Birmingham
July 2, 2012Stinky trees have residents seeking city help
By Tiffany Esshaki
C & G Staff Writer
Each year, as summer fades into fall on Haynes Street in Birmingham, the dread sets in. Residents in the area know it won’t be long before the leaves of the many Ginkgo trees in the area begin to fall, along with the fruit the trees bear — fruit that, according to Norm Kern, smells like rotting meat.
A resident of Haynes, Kern first approached the Birmingham City Commission during its meeting Jan. 9 to complain about the Ginkgo trees and the awful smell the fruit emits each fall. He presented the commission with a petition signed by several homeowners in the area, pleading with the city to take action about the awful smell. He also brought to the meeting a brown paper bag filled with the putrid-smelling fruit. The commissioners accepted the petition from Kern, but asked that he leave the bag elsewhere.
Assistant City Manager Joe Valentine was in attendance at that meeting, and also lives on Haynes. He knows firsthand how bad the smell can be from the fruit that covers his lawn each season.
“The Ginkgo trees were planted when the subdivision was developed,” he said. “The fruit-bearing Ginkgos provide the fruit every fall, and once they mature and fall to the ground, when you crush them they have an odor to them. It causes an inconvenience, and that’s an understatement.”
Valentine and Kern have communicated back and forth since that meeting in an attempt to come up with a solution to the smelly situation, discussing everything from injectable treatments and increased lawn pick-ups to eliminating the trees entirely. While Kern said he and many of his neighbors would prefer to do away with the trees completely, Valentine said that’s not a likely option.
“There is a city ordinance that we have in place to protect trees, so there’s a bit of conflict trying to address the situation,” he said, referring to a city policy that states healthy trees are not to be removed unless they are a nuisance or dangerous to people.
“It’s not a nuisance, as defined by the ordinance, but it is an inconvenience. The staff has been trying to come up with a solution to lessen the odor in the neighborhood from the fruit.”
Lauren Wood, director of public services for the city, has been working closely with Valentine, Kern, the city’s arborist and other individuals to come to an amicable solution to the Ginkgos without violating the tree protection ordinance. On July 16, the DPS facility, 851 S. Eton, will host an open meeting for residents to learn about what options the city is weighing and hear what ideas property owners in the area may have. In mid-June, 77 households were directly notified of the meeting, which begins at 6:30 p.m.

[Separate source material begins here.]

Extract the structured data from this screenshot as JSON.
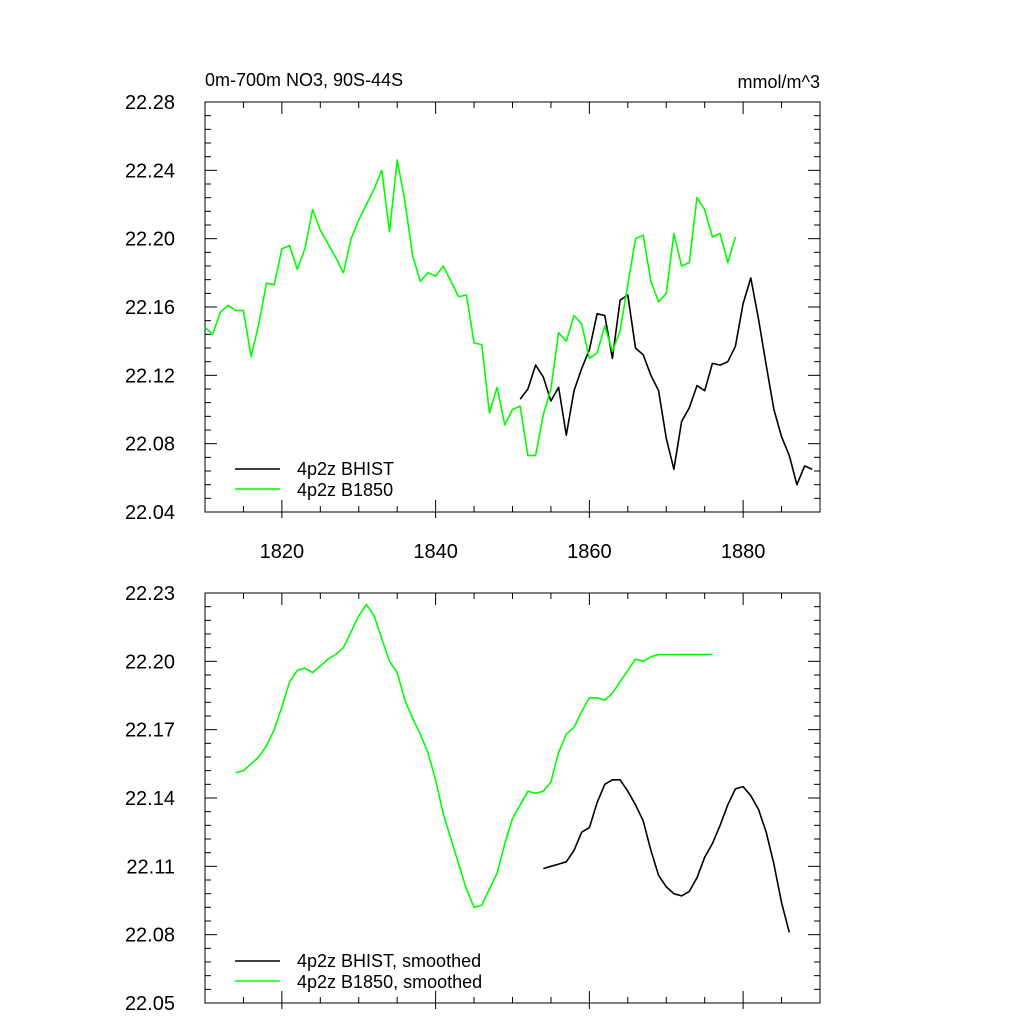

Wood added that residents should realize that to remove the 28 female Ginkgo trees, the ones that produce the fruit, would seriously impact the street’s tree canopy, which is an asset many homeowners appreciate in Birmingham.
“I want everyone to be on the same page about what the city has researched and have a kind of Q and A. We don’t want to remove trees for just any reason. There’s a lot of trees in the community that people could consider a nuisance because of flakey bark, roots … and we don’t just remove those trees.”

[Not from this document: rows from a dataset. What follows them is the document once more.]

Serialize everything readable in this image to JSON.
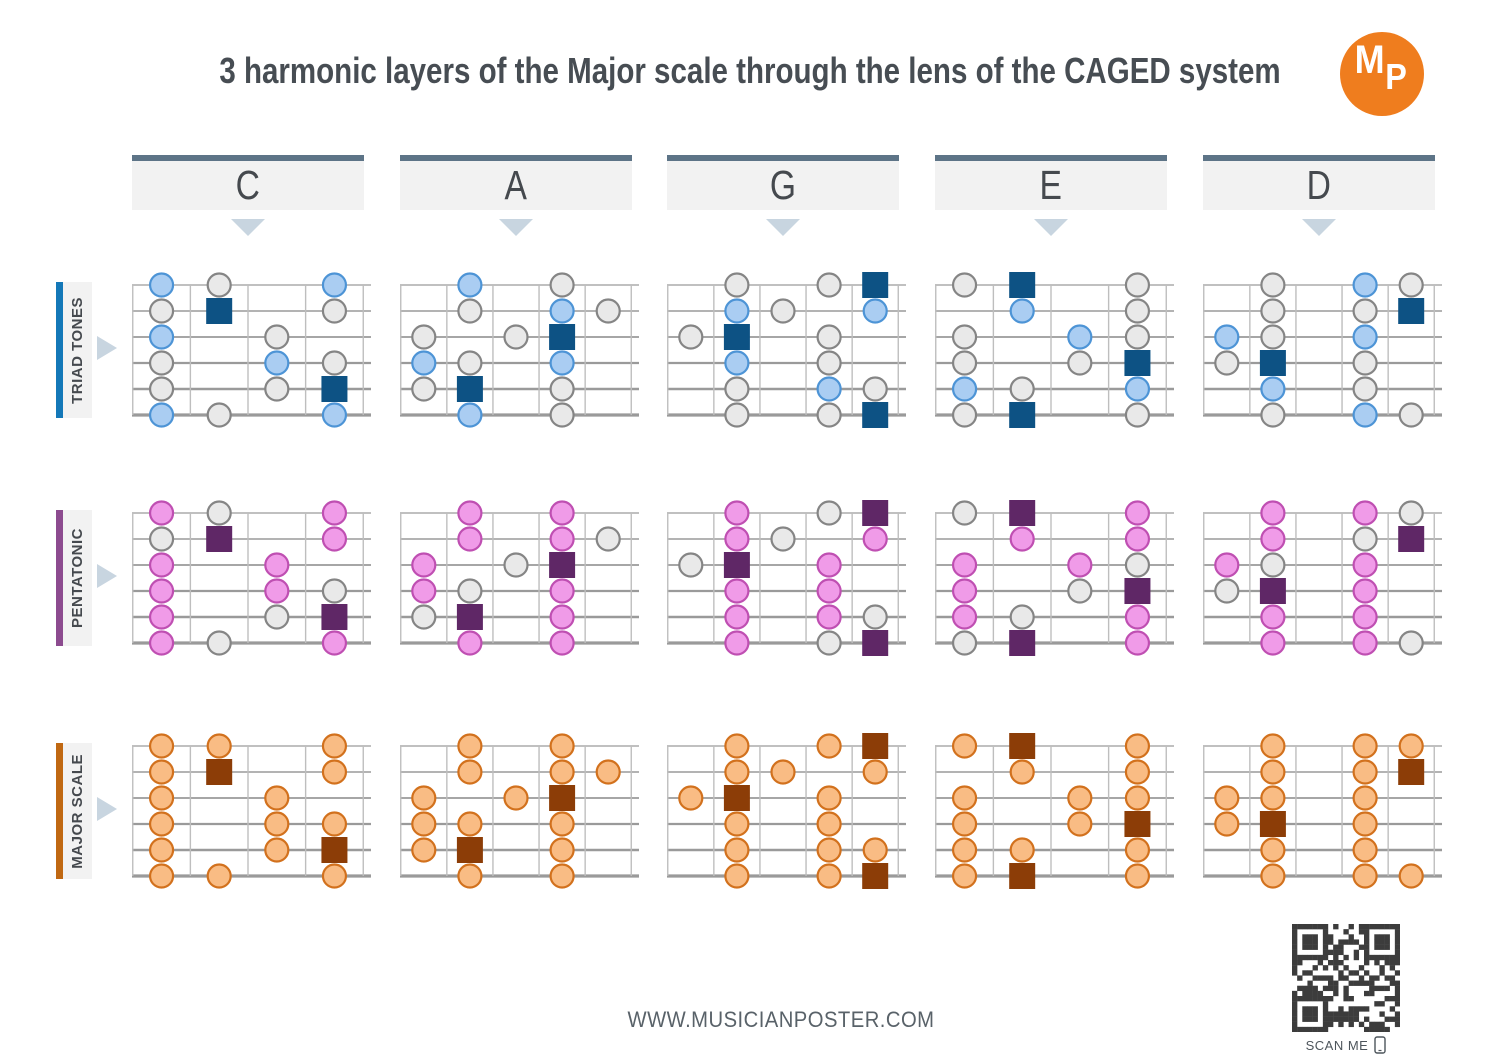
{
  "title": "3 harmonic layers of the Major scale through the lens of the CAGED system",
  "logo": {
    "text": "MP"
  },
  "header": {
    "columns": [
      "C",
      "A",
      "G",
      "E",
      "D"
    ]
  },
  "row_labels": [
    {
      "label": "TRIAD TONES",
      "bar_color": "#1478b8",
      "style": "triad"
    },
    {
      "label": "PENTATONIC",
      "bar_color": "#8c4b8f",
      "style": "penta"
    },
    {
      "label": "MAJOR SCALE",
      "bar_color": "#c06812",
      "style": "major"
    }
  ],
  "note_styles": {
    "triad": {
      "root_fill": "#0d5284",
      "on_fill": "#aacdf2",
      "on_stroke": "#4d94d6",
      "highlight": [
        "triad"
      ]
    },
    "penta": {
      "root_fill": "#5f2766",
      "on_fill": "#f09be8",
      "on_stroke": "#bf4fb2",
      "highlight": [
        "triad",
        "penta"
      ]
    },
    "major": {
      "root_fill": "#8c3d07",
      "on_fill": "#f9bc84",
      "on_stroke": "#d2711d",
      "highlight": [
        "triad",
        "penta",
        "other"
      ]
    }
  },
  "colors": {
    "off_fill": "#e9e9e9",
    "off_stroke": "#858585",
    "header_bar": "#5d7487",
    "triangle": "#c8d5e0",
    "label_bg": "#f2f2f2",
    "text_dark": "#45494e",
    "logo_orange": "#ef7d1e",
    "qr_dark": "#3c3c3c",
    "string": "#9a9a9a",
    "fret": "#bebebe"
  },
  "shapes": {
    "C": {
      "frets": 4,
      "notes": [
        [
          1,
          1,
          "triad"
        ],
        [
          1,
          2,
          "other"
        ],
        [
          1,
          4,
          "triad"
        ],
        [
          2,
          1,
          "other"
        ],
        [
          2,
          2,
          "root"
        ],
        [
          2,
          4,
          "penta"
        ],
        [
          3,
          1,
          "triad"
        ],
        [
          3,
          3,
          "penta"
        ],
        [
          4,
          1,
          "penta"
        ],
        [
          4,
          3,
          "triad"
        ],
        [
          4,
          4,
          "other"
        ],
        [
          5,
          1,
          "penta"
        ],
        [
          5,
          3,
          "other"
        ],
        [
          5,
          4,
          "root"
        ],
        [
          6,
          1,
          "triad"
        ],
        [
          6,
          2,
          "other"
        ],
        [
          6,
          4,
          "triad"
        ]
      ]
    },
    "A": {
      "frets": 5,
      "notes": [
        [
          1,
          2,
          "triad"
        ],
        [
          1,
          4,
          "penta"
        ],
        [
          2,
          2,
          "penta"
        ],
        [
          2,
          4,
          "triad"
        ],
        [
          2,
          5,
          "other"
        ],
        [
          3,
          1,
          "penta"
        ],
        [
          3,
          3,
          "other"
        ],
        [
          3,
          4,
          "root"
        ],
        [
          4,
          1,
          "triad"
        ],
        [
          4,
          2,
          "other"
        ],
        [
          4,
          4,
          "triad"
        ],
        [
          5,
          1,
          "other"
        ],
        [
          5,
          2,
          "root"
        ],
        [
          5,
          4,
          "penta"
        ],
        [
          6,
          2,
          "triad"
        ],
        [
          6,
          4,
          "penta"
        ]
      ]
    },
    "G": {
      "frets": 5,
      "notes": [
        [
          1,
          2,
          "penta"
        ],
        [
          1,
          4,
          "other"
        ],
        [
          1,
          5,
          "root"
        ],
        [
          2,
          2,
          "triad"
        ],
        [
          2,
          3,
          "other"
        ],
        [
          2,
          5,
          "triad"
        ],
        [
          3,
          1,
          "other"
        ],
        [
          3,
          2,
          "root"
        ],
        [
          3,
          4,
          "penta"
        ],
        [
          4,
          2,
          "triad"
        ],
        [
          4,
          4,
          "penta"
        ],
        [
          5,
          2,
          "penta"
        ],
        [
          5,
          4,
          "triad"
        ],
        [
          5,
          5,
          "other"
        ],
        [
          6,
          2,
          "penta"
        ],
        [
          6,
          4,
          "other"
        ],
        [
          6,
          5,
          "root"
        ]
      ]
    },
    "E": {
      "frets": 4,
      "notes": [
        [
          1,
          1,
          "other"
        ],
        [
          1,
          2,
          "root"
        ],
        [
          1,
          4,
          "penta"
        ],
        [
          2,
          2,
          "triad"
        ],
        [
          2,
          4,
          "penta"
        ],
        [
          3,
          1,
          "penta"
        ],
        [
          3,
          3,
          "triad"
        ],
        [
          3,
          4,
          "other"
        ],
        [
          4,
          1,
          "penta"
        ],
        [
          4,
          3,
          "other"
        ],
        [
          4,
          4,
          "root"
        ],
        [
          5,
          1,
          "triad"
        ],
        [
          5,
          2,
          "other"
        ],
        [
          5,
          4,
          "triad"
        ],
        [
          6,
          1,
          "other"
        ],
        [
          6,
          2,
          "root"
        ],
        [
          6,
          4,
          "penta"
        ]
      ]
    },
    "D": {
      "frets": 5,
      "notes": [
        [
          1,
          2,
          "penta"
        ],
        [
          1,
          4,
          "triad"
        ],
        [
          1,
          5,
          "other"
        ],
        [
          2,
          2,
          "penta"
        ],
        [
          2,
          4,
          "other"
        ],
        [
          2,
          5,
          "root"
        ],
        [
          3,
          1,
          "triad"
        ],
        [
          3,
          2,
          "other"
        ],
        [
          3,
          4,
          "triad"
        ],
        [
          4,
          1,
          "other"
        ],
        [
          4,
          2,
          "root"
        ],
        [
          4,
          4,
          "penta"
        ],
        [
          5,
          2,
          "triad"
        ],
        [
          5,
          4,
          "penta"
        ],
        [
          6,
          2,
          "penta"
        ],
        [
          6,
          4,
          "triad"
        ],
        [
          6,
          5,
          "other"
        ]
      ]
    }
  },
  "footer": {
    "website": "WWW.MUSICIANPOSTER.COM",
    "scan_label": "SCAN ME"
  }
}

Some of the ideas Wood said she plans to discuss with residents during the meeting are increased leaf pick-ups and frequent tours from a street sweeper. Kern recommended during his initial appearance before the commission that Washington, D.C., has had similar problems with Ginkgos in the past, and they implemented a chemical injection treatment program to prevent the growth of the fruit. Upon investigation, Wood said, D.C. found that the treatments didn’t work and discontinued the program.
If you ask Kern, though, street sweeping isn’t enough to keep the neighborhood stench-free. He said he’s grateful for how diligent the city has been thus far tending to the problem, but he hopes the meeting in July will show the city just how much a nuisance the trees are to residents on Haynes, Hazel and Bowers — even if it means amending the tree protection ordinance.
“The city policy is that a tree will only be removed if it’s causing a dangerous situation. As stinky as they are, they’re not dangerous. (They talked about) running street sweepers around streets every week during Ginkgo season. Which is something, but of course it doesn’t do anything for yards and sidewalks.”